Is “excellence” really the most efficient metric for distributing the resources available to the world’s scientists, teachers, and scholars? Does “excellence” live up to the expectations that academic communities place upon it? Is “excellence” excellent? And are we being excellent to each other in using it?
During the panel today on Journals in the digital age: penser de nouveaux modèles de publication en sciences humaines at CSDH-SCHN 2020 someone linked to an essay on “Excellence R Us”: university research and the fetishisation of excellence in Palgrave Communications (2017). The essay does what should have been done some time ago, it questions the excellence of “excellence” as a value for everything in universities. The very overuse of “excellence” has devalued the concept. Surely much of what we do these days is “good enough” especially as our budgets are cut and cut.
The article has three major parts:
- Rhetoric of excellence – it looks at how there is little consensus around what excellence between disciplines. Within disciplines it is negotiated and can become conservative.
- Is “excellence” good for research – the second section argues that there is little correlation between forms of excellence review and long term metrics.
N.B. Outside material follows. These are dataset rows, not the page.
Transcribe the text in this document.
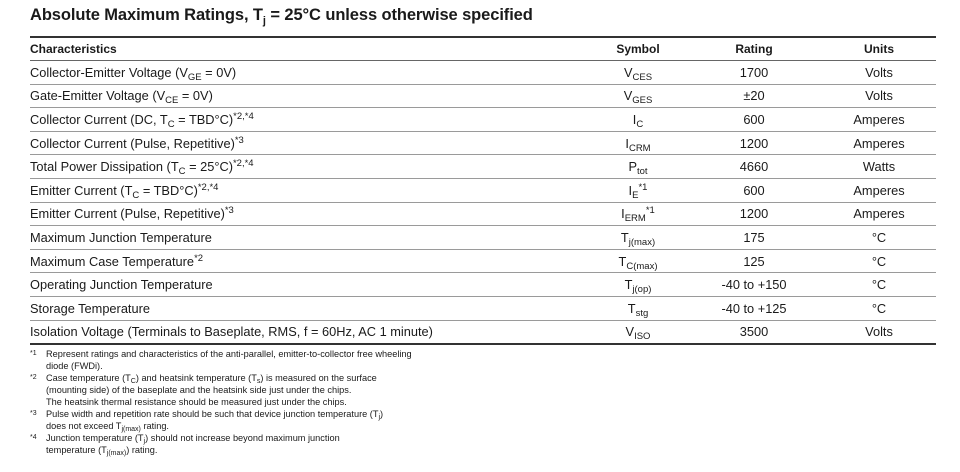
Absolute Maximum Ratings, $T_j = 25^\circ C$ unless otherwise specified
Characteristics	Symbol	Rating	Units
Collector-Emitter Voltage $(V_{GE} = 0V)$	$V_{CES}$	1700	Volts
Gate-Emitter Voltage $(V_{CE} = 0V)$	$V_{GES}$	±20	Volts
Collector Current (DC, $T_C = TBD^\circ C)^{*2,*4}$	$I_C$	600	Amperes
Collector Current (Pulse, Repetitive)$^{*3}$	$I_{CRM}$	1200	Amperes
Total Power Dissipation $(T_C = 25^\circ C)^{*2,*4}$	$P_{tot}$	4660	Watts
Emitter Current $(T_C = TBD^\circ C)^{*2,*4}$	$I_E^{*1}$	600	Amperes
Emitter Current (Pulse, Repetitive)$^{*3}$	$I_{ERM}^{*1}$	1200	Amperes
Maximum Junction Temperature	$T_{j(max)}$	175	°C
Maximum Case Temperature$^{*2}$	$T_{C(max)}$	125	°C
Operating Junction Temperature	$T_{j(op)}$	-40 to +150	°C
Storage Temperature	$T_{stg}$	-40 to +125	°C
Isolation Voltage (Terminals to Baseplate, RMS, f = 60Hz, AC 1 minute)	$V_{ISO}$	3500	Volts
$^{*1}$	Represent ratings and characteristics of the anti-parallel, emitter-to-collector free wheeling
diode (FWDi).
$^{*2}$	Case temperature $(T_C)$ and heatsink temperature $(T_s)$ is measured on the surface
(mounting side) of the baseplate and the heatsink side just under the chips.
The heatsink thermal resistance should be measured just under the chips.
$^{*3}$	Pulse width and repetition rate should be such that device junction temperature $(T_j)$
does not exceed $T_{j(max)}$ rating.
$^{*4}$	Junction temperature $(T_j)$ should not increase beyond maximum junction
temperature $(T_{j(max)})$ rating.
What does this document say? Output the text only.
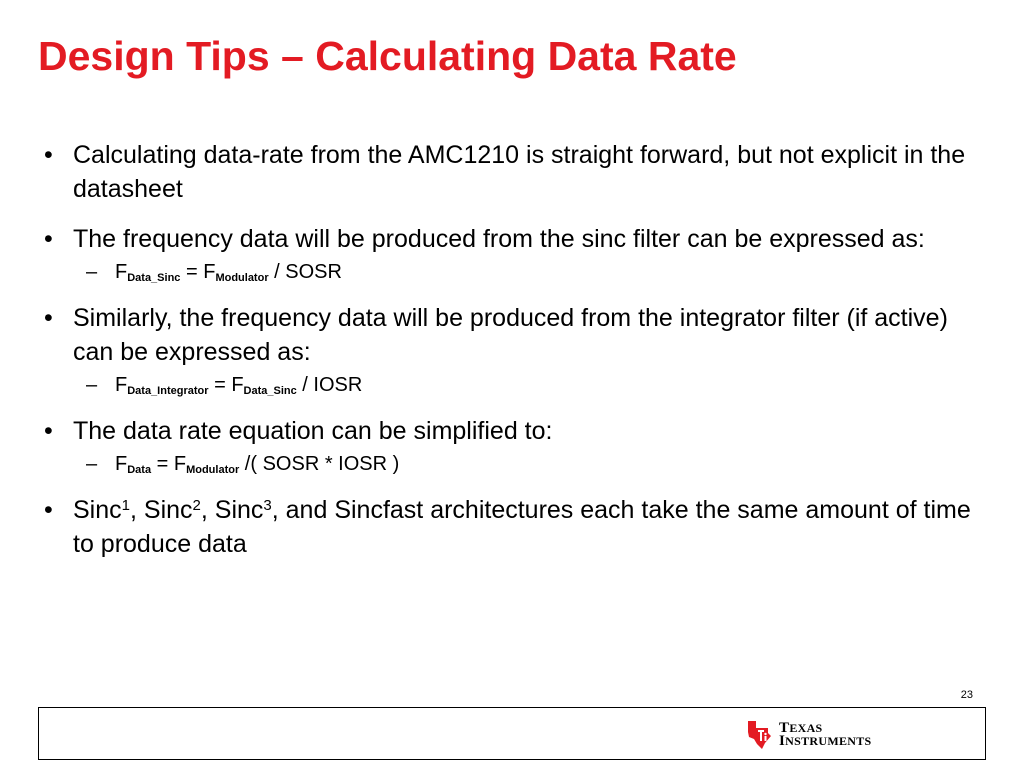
Design Tips – Calculating Data Rate

• Calculating data-rate from the AMC1210 is straight forward, but not explicit in the datasheet

• The frequency data will be produced from the sinc filter can be expressed as:

– $F_{Data\_Sinc} = F_{Modulator}$ / SOSR

• Similarly, the frequency data will be produced from the integrator filter (if active) can be expressed as:

– $F_{Data\_Integrator} = F_{Data\_Sinc}$ / IOSR

• The data rate equation can be simplified to:

– $F_{Data} = F_{Modulator}$ /( SOSR * IOSR )

• Sinc$^1$, Sinc$^2$, Sinc$^3$, and Sincfast architectures each take the same amount of time to produce data

23
TEXAS
INSTRUMENTS
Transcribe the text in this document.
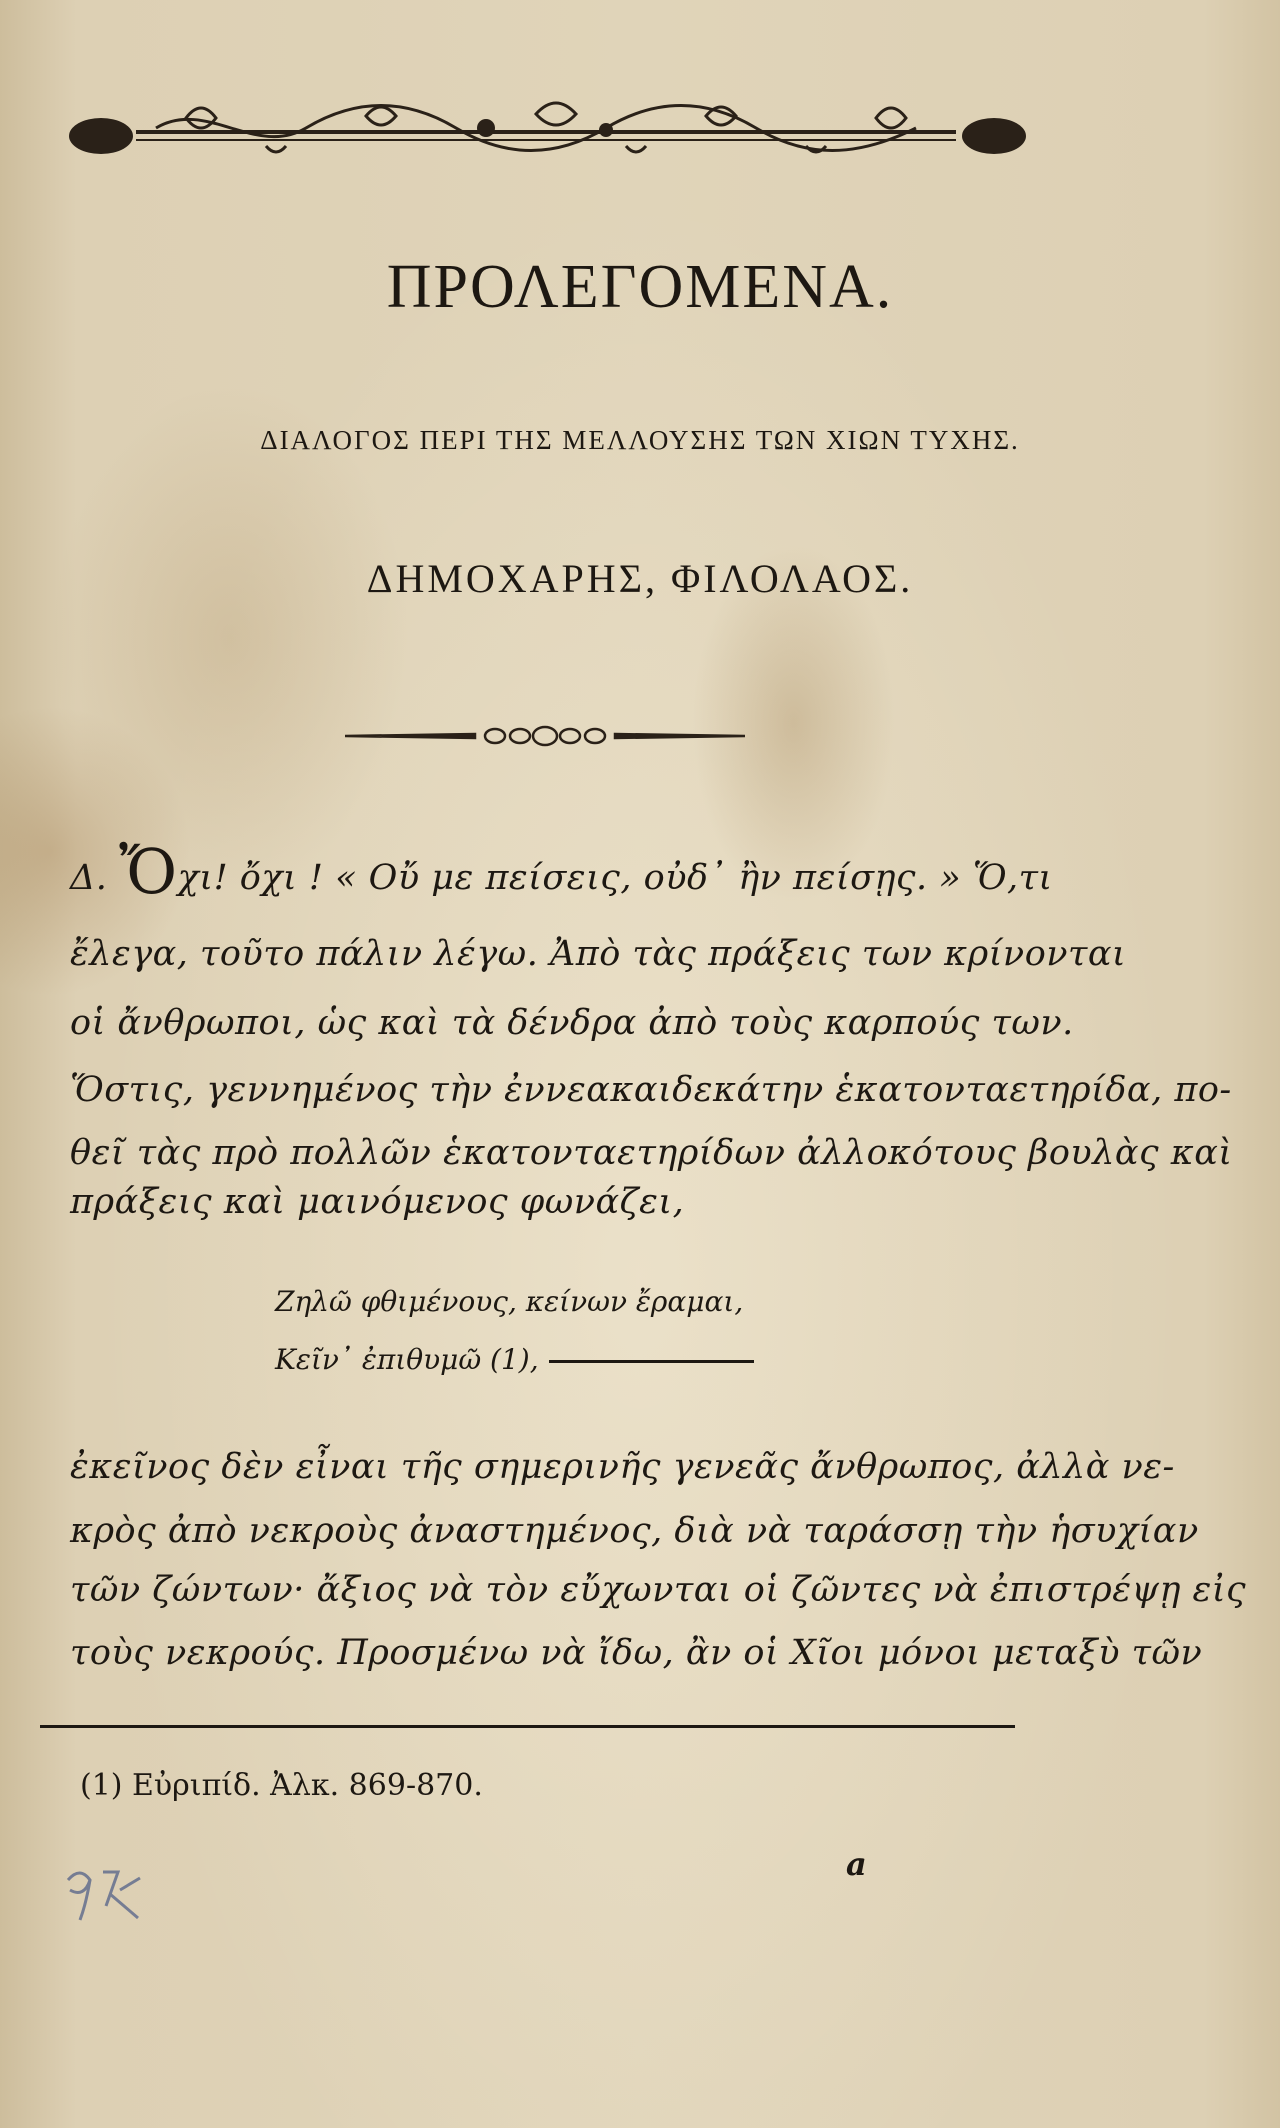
ΠΡΟΛΕΓΟΜΕΝΑ.
ΔΙΑΛΟΓΟΣ ΠΕΡΙ ΤΗΣ ΜΕΛΛΟΥΣΗΣ ΤΩΝ ΧΙΩΝ ΤΥΧΗΣ.
ΔΗΜΟΧΑΡΗΣ, ΦΙΛΟΛΑΟΣ.
Δ. Ὄχι! ὄχι ! « Οὔ με πείσεις, οὐδ᾽ ἢν πείσῃς. » Ὅ,τι
ἔλεγα, τοῦτο πάλιν λέγω. Ἀπὸ τὰς πράξεις των κρίνονται
οἱ ἄνθρωποι, ὡς καὶ τὰ δένδρα ἀπὸ τοὺς καρπούς των.
Ὅστις, γεννημένος τὴν ἐννεακαιδεκάτην ἑκατονταετηρίδα, πο-
θεῖ τὰς πρὸ πολλῶν ἑκατονταετηρίδων ἀλλοκότους βουλὰς καὶ
πράξεις καὶ μαινόμενος φωνάζει,
Ζηλῶ φθιμένους, κείνων ἔραμαι,
Κεῖν᾽ ἐπιθυμῶ (1),
ἐκεῖνος δὲν εἶναι τῆς σημερινῆς γενεᾶς ἄνθρωπος, ἀλλὰ νε-
κρὸς ἀπὸ νεκροὺς ἀναστημένος, διὰ νὰ ταράσσῃ τὴν ἡσυχίαν
τῶν ζώντων· ἄξιος νὰ τὸν εὔχωνται οἱ ζῶντες νὰ ἐπιστρέψῃ εἰς
τοὺς νεκρούς. Προσμένω νὰ ἴδω, ἂν οἱ Χῖοι μόνοι μεταξὺ τῶν
(1) Εὐριπίδ. Ἀλκ. 869-870.
a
They go on to outline some of the unfortunate side-effects of the push for excellence; how it can distort research and funding by promoting competition rather than collaboration. They also talk about how excellence disincentivizes replication – who wants to bother with replication if
- Alternative narratives – the third section looks at alternative ways of distributing funding. They discuss looking at “soundness” and “capacity” as an alternatives to the winner-takes-all of excellence.
So much more could and should be addressed on this subject. I have often wondered about the effect of the success rates in grant programmes (percentage of applicants funded). When the success rate gets really low, as it is with many NEH programmes, it almost becomes a waste of time to apply and superstitions about success abound. SSHRC has healthier success rates that generally ensure that most researchers gets funded if they persist and rework their proposals.
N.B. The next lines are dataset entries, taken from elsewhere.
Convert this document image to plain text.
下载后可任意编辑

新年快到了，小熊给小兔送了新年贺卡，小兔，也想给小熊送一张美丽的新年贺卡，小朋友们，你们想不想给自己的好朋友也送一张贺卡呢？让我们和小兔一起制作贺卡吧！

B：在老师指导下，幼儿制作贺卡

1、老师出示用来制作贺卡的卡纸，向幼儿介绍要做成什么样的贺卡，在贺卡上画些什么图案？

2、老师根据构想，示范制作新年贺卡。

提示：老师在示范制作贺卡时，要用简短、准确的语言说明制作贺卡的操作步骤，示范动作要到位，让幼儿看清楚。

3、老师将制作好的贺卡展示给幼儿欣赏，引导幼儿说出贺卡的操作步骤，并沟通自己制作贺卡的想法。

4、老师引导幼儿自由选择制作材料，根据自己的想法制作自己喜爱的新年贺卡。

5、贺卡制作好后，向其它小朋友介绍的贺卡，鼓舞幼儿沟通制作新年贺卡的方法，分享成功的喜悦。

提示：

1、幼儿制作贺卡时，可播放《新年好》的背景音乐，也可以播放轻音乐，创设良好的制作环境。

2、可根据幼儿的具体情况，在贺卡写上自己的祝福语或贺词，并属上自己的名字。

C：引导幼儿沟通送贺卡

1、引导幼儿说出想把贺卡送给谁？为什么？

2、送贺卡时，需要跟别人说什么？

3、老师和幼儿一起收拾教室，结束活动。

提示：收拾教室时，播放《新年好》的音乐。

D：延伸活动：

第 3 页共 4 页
Hypercompetition in turn leads to greater (we might even say more shameless …) attempts to perform this “excellence”, driving a circular conservatism and reification of existing power structures while harming rather than improving the qualities of the underlying activity.
Ultimately the “adjunctification” of the university, where few faculty get tenure, also leads to hypercompetition and an impoverished research environment. Getting tenure could end up being the most prestigious (and fundamental) of grants – the grant of a research career.